For a hockey team, it is just as important what happens on the ice as well as off and to build relationships with teammates. A curriculum has to be able to provide opportunities for students to develop the proper tools to grow and expand emotionally, socially and intellectually and be a guide to help develop a balanced moral compass.

 

The managers and coaches of a hockey team have to plan for the entire season and simultaneously look forward into the future of the team. Similarly, the curriculum has to create a blueprint to achieve a common goal of present and future success in students but just like in hockey, although the main objective stays the same, the circumstances are always changing, and shifting which creates an environment impossible to predict. The curriculum should prepare students for the real world and create transferable skills that can be used throughout their lives and make them valuable and successful in the work force.

 

Just like in minor hockey, skills need to be taught at the basic level and increased in complexity and difficulty until the student has become successful at a skill that they built up over time by scaffolding. Similar to the curriculum, the expectation is that not every player can be the next McDavid or Crosby, but a baseline of skills and knowledge can be reached to allow the students to explore their own interests and create their own experiences that guide their learning and to explore their own passions.

 

There were aspects that became clear to me by reading the Egan’s (2003) and Blades’ (1997) articles but also brought up many more questions. Different people’s viewpoints on curriculum are so ingrained into their own minds it seems impossible to change them. Should curriculum involve teaching methods, individual’s learning experiences, and a comprehensive blueprint and steadfast objectives? Should it be dynamic and flexible? The articles also made me think about what truly stays stationary in curriculum compared to what progresses and regresses? I feel that the context of society plays a major part in that role but does one fully influence the other? Particularly in Blades’ article, it made me think about how the type of lens impacts the curriculums flight path. How big or small the lens is that you are using to criticize the curriculum plays a large role in what becomes your final product.
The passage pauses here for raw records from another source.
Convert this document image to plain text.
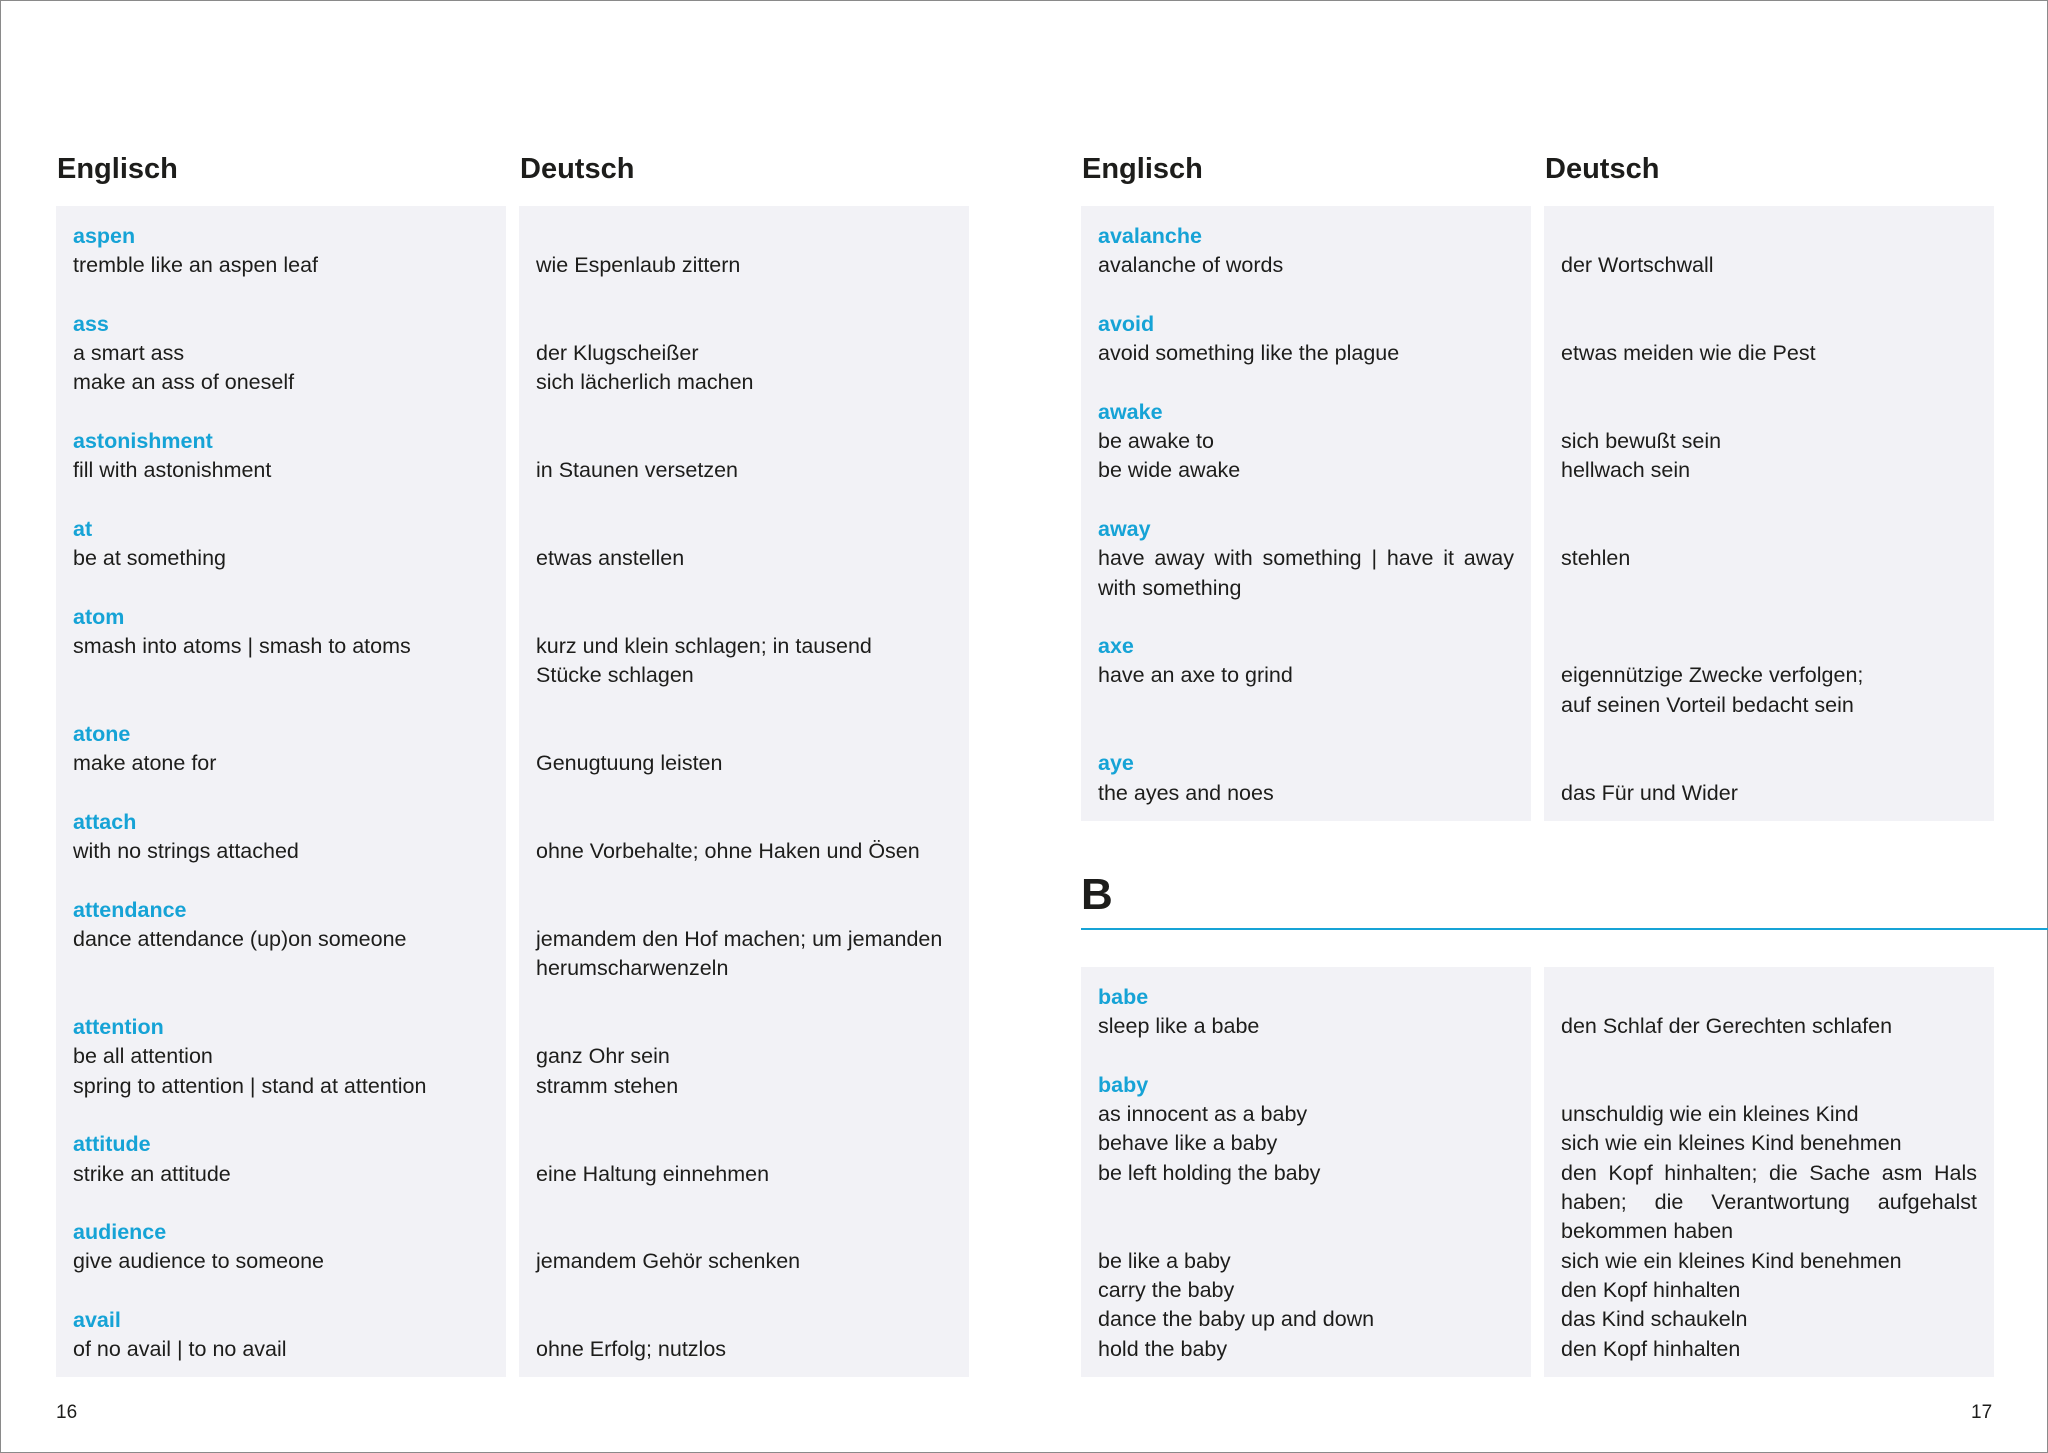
Englisch	Deutsch
aspen
tremble like an aspen leaf
ass
a smart ass
make an ass of oneself
astonishment
fill with astonishment
at
be at something
atom
smash into atoms | smash to atoms
atone
make atone for
attach
with no strings attached
attendance
dance attendance (up)on someone
attention
be all attention
spring to attention | stand at attention
attitude
strike an attitude
audience
give audience to someone
avail
of no avail | to no avail
wie Espenlaub zittern
der Klugscheißer
sich lächerlich machen
in Staunen versetzen
etwas anstellen
kurz und klein schlagen; in tausend
Stücke schlagen
Genugtuung leisten
ohne Vorbehalte; ohne Haken und Ösen
jemandem den Hof machen; um jemanden
herumscharwenzeln
ganz Ohr sein
stramm stehen
eine Haltung einnehmen
jemandem Gehör schenken
ohne Erfolg; nutzlos
16
Englisch	Deutsch
avalanche
avalanche of words
avoid
avoid something like the plague
awake
be awake to
be wide awake
away
have away with something | have it away with something
axe
have an axe to grind
aye
the ayes and noes
der Wortschwall
etwas meiden wie die Pest
sich bewußt sein
hellwach sein
stehlen
eigennützige Zwecke verfolgen;
auf seinen Vorteil bedacht sein
das Für und Wider
B
babe
sleep like a babe
baby
as innocent as a baby
behave like a baby
be left holding the baby
be like a baby
carry the baby
dance the baby up and down
hold the baby
den Schlaf der Gerechten schlafen
unschuldig wie ein kleines Kind
sich wie ein kleines Kind benehmen
den Kopf hinhalten; die Sache asm Hals haben; die Verantwortung aufgehalst bekommen haben
sich wie ein kleines Kind benehmen
den Kopf hinhalten
das Kind schaukeln
den Kopf hinhalten
17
But that also makes me think: should there ever be a final product, or should it constantly be shifting and adapting to what is happening in the world or your own community? More than ever, so many voices and check and balances are in place that politics and bureaucratization play too much of a role in determining curriculum. To me, curriculum is a dynamic and evolving concept that people do not know the exact definition of but have to keep trying to score on a net that is constantly changing shapes and sizes.

 

References

Blades, D. (1997) Procedures of Power in a Curriculum Discourse: Conversations from Home. JCT, 11(4), 125-155.

Egan, K. (2003) What is Curriculum? JCACS ,1(1),9-16.